People have a right to be able to cross a street safely. If individuals would act responsibly, there would be no need to ask local government to step in.

Michael Mann, Lihu‘e

If history is a lesson, we must vote ‘no’

In this highly charged, controversial issue of getting greater hydro power on Kaua‘i — we now have six minor operations going — let’s examine an aspect of the plan that has not been adequately discussed.

We hear from Kaua‘i Island Utility Cooperative the word “trust, trust, trust” over and over. But let’s move back about 10 years when KIUC was in the process of buying Kaua‘i Electric from Citizens Utility and see exactly why or if we should trust what KIUC is proposing to do today.

In 2001, a group led by Greg Gardner held a series of meetings around Kaua‘i telling the people that $285 million was the best price at which KE could be bought.

Based on strenuous objection from some of our citizens and the Consumer Advocate, the Public Utilities Commission rejected that price. However, in 2002, the PUC approved a $220-million price that was still $50 million over the KE book value. Actually, we noted the ‘Ele‘ele plant that was being bought was a rust bucket and the only good assets we got for this outrageous price were the power lines that had been destroyed by Hurricane Iniki.

As a side note, Citizens Utilities’ stock soared on the big board after dumping KE to KIUC — interesting!

But back to “trust.” The same investment banker who was part of the “best price deal” in selling KE is an integral part of the Free Flow Power/Federal Energy Regulatory Commission deal being proposed today! And the same legal counsel that was there to advise KIUC in 2001 and 2002 is still the one giving legal opinions to the KIUC Board of Directors and CEO today!

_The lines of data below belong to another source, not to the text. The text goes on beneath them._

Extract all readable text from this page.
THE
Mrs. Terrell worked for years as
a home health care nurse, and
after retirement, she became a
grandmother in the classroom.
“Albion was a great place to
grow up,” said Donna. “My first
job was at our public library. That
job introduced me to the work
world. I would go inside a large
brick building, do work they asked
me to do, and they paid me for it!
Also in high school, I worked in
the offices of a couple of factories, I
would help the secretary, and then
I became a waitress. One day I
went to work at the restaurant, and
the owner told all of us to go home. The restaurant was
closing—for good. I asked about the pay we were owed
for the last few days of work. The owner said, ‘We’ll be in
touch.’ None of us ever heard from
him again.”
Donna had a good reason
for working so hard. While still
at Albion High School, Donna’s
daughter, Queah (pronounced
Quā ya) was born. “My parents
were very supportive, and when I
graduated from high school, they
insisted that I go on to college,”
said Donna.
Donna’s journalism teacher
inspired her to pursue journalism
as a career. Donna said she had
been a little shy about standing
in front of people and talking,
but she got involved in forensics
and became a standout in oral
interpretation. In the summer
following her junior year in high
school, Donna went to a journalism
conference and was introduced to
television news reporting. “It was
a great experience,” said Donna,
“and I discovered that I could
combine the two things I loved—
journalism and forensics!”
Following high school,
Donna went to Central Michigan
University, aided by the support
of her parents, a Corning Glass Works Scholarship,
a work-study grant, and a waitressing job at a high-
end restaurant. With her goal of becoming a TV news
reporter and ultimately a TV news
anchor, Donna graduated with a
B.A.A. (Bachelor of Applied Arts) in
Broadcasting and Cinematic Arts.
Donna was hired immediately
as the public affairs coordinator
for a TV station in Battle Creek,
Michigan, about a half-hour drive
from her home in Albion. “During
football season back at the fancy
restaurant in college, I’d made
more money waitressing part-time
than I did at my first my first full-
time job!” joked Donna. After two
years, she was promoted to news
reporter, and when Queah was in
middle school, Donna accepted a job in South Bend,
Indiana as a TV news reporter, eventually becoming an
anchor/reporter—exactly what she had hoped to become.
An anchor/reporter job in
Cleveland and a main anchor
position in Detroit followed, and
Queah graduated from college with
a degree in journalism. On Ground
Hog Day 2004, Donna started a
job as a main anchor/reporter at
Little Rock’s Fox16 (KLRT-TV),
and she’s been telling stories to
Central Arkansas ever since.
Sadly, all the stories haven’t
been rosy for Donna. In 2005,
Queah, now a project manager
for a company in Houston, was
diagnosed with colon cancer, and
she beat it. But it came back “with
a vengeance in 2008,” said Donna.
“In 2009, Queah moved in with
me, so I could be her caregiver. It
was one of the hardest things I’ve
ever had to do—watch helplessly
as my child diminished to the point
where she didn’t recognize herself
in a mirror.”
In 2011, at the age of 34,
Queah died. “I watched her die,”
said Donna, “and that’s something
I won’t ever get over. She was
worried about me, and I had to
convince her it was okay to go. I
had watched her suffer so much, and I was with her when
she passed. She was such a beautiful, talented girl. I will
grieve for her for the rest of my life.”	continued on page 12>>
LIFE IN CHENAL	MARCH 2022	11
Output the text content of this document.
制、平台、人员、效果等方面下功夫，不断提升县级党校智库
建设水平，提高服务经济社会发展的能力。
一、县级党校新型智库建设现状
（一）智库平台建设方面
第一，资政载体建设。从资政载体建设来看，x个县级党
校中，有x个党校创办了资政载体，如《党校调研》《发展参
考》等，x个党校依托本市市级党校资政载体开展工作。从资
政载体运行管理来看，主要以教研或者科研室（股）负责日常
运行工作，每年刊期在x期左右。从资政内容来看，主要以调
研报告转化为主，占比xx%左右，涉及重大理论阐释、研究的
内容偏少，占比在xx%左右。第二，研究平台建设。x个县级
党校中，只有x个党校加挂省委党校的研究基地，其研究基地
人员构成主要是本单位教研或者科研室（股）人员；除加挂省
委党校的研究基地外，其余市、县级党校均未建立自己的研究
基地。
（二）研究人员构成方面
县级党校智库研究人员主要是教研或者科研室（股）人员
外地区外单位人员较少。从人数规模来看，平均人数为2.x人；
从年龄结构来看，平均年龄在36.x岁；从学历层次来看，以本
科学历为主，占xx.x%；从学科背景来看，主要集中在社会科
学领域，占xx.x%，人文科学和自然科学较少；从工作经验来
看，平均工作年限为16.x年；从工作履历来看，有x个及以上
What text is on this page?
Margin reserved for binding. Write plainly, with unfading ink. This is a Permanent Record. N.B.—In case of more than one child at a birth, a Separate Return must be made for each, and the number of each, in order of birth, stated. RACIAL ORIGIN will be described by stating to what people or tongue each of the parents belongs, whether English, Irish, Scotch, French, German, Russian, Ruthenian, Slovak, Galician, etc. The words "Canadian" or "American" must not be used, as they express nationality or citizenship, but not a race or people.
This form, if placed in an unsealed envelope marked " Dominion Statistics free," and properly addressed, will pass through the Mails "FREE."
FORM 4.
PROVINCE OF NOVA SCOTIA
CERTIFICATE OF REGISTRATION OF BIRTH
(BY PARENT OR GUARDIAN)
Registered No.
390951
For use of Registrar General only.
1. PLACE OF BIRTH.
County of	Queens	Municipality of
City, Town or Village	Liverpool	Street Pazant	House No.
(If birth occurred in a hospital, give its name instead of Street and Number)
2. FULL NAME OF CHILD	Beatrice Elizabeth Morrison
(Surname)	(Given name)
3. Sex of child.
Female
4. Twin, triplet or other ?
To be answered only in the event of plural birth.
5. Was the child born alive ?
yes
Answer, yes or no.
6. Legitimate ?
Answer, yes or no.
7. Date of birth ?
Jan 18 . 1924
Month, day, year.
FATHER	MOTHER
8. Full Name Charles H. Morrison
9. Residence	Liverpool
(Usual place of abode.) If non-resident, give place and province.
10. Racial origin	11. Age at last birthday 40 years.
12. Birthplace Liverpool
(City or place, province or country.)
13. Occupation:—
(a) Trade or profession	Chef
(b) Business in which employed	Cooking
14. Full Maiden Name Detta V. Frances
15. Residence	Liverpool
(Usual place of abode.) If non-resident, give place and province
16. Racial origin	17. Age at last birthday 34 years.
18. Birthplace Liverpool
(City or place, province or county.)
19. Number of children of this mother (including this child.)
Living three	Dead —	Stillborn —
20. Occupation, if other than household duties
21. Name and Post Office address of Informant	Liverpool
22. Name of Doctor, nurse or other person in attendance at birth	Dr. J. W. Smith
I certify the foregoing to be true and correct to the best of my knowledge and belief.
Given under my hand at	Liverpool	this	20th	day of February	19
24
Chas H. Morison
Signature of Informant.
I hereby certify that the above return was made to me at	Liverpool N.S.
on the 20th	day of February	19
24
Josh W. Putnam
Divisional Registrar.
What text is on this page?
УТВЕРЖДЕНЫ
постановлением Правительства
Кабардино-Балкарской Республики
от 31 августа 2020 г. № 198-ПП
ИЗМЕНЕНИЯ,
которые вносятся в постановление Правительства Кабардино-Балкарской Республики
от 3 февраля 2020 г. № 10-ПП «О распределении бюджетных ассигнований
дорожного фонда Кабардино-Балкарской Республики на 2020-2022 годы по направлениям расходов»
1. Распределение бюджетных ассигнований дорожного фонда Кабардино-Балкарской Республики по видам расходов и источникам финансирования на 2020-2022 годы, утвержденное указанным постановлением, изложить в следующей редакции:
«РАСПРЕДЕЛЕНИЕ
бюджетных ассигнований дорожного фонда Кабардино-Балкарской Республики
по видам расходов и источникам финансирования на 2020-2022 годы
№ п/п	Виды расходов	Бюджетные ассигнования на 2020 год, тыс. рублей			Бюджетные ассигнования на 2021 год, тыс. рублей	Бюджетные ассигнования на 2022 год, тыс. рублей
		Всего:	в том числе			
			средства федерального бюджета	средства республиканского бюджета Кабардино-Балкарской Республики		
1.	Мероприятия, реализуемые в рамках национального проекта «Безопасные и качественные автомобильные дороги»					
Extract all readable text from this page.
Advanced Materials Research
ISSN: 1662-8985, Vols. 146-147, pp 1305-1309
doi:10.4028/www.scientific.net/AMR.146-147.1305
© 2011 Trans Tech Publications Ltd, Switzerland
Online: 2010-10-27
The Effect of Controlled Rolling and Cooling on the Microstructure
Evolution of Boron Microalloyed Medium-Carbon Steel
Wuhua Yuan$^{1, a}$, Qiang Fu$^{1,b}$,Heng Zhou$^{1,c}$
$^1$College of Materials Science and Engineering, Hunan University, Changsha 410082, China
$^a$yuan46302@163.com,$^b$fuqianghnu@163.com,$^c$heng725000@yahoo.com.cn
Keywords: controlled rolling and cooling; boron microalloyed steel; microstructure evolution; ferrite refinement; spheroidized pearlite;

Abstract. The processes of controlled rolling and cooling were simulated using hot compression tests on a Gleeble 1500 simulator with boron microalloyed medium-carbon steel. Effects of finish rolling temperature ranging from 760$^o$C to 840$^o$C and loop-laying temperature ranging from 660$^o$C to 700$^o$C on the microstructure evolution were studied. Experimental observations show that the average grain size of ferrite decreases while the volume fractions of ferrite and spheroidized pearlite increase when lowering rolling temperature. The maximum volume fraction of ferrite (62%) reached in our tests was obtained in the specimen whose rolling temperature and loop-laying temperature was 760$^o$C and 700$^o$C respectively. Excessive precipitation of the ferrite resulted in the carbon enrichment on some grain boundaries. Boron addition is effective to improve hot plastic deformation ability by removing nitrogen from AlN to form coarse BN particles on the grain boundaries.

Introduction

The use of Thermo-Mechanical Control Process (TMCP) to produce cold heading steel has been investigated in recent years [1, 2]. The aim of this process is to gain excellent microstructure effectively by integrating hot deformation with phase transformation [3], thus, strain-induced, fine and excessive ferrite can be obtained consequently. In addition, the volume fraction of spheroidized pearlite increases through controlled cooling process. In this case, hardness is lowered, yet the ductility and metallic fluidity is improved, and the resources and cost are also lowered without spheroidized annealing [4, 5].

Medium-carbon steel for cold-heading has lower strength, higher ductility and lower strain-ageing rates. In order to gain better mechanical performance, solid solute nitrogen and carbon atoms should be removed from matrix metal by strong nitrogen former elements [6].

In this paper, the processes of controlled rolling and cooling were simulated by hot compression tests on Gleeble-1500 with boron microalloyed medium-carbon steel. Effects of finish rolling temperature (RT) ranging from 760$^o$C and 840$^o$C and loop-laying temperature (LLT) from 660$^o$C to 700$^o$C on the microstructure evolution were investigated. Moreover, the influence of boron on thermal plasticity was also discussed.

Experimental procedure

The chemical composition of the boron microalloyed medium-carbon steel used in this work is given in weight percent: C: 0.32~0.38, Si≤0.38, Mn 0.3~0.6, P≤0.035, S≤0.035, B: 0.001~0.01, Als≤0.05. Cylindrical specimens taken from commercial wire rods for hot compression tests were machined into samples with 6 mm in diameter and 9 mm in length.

If past history is a lesson, we need to heed. Then, with all due respect to our KIUC CEO, we must vote “no” on this ballot measure. As a co-op, we the rate-paying members are the owners. As such, we deserve a voice, and our views should have been included in the Voters Guide, in addition to the self-serving position penned by KIUC management.

Nearly everyone wants hydro power on Kaua‘i, as we desperately need to get off the fossil-fuel kick. But, as Kaipo Asing so often said, this whole issue is about the  process, and this process has been skewed from the get go.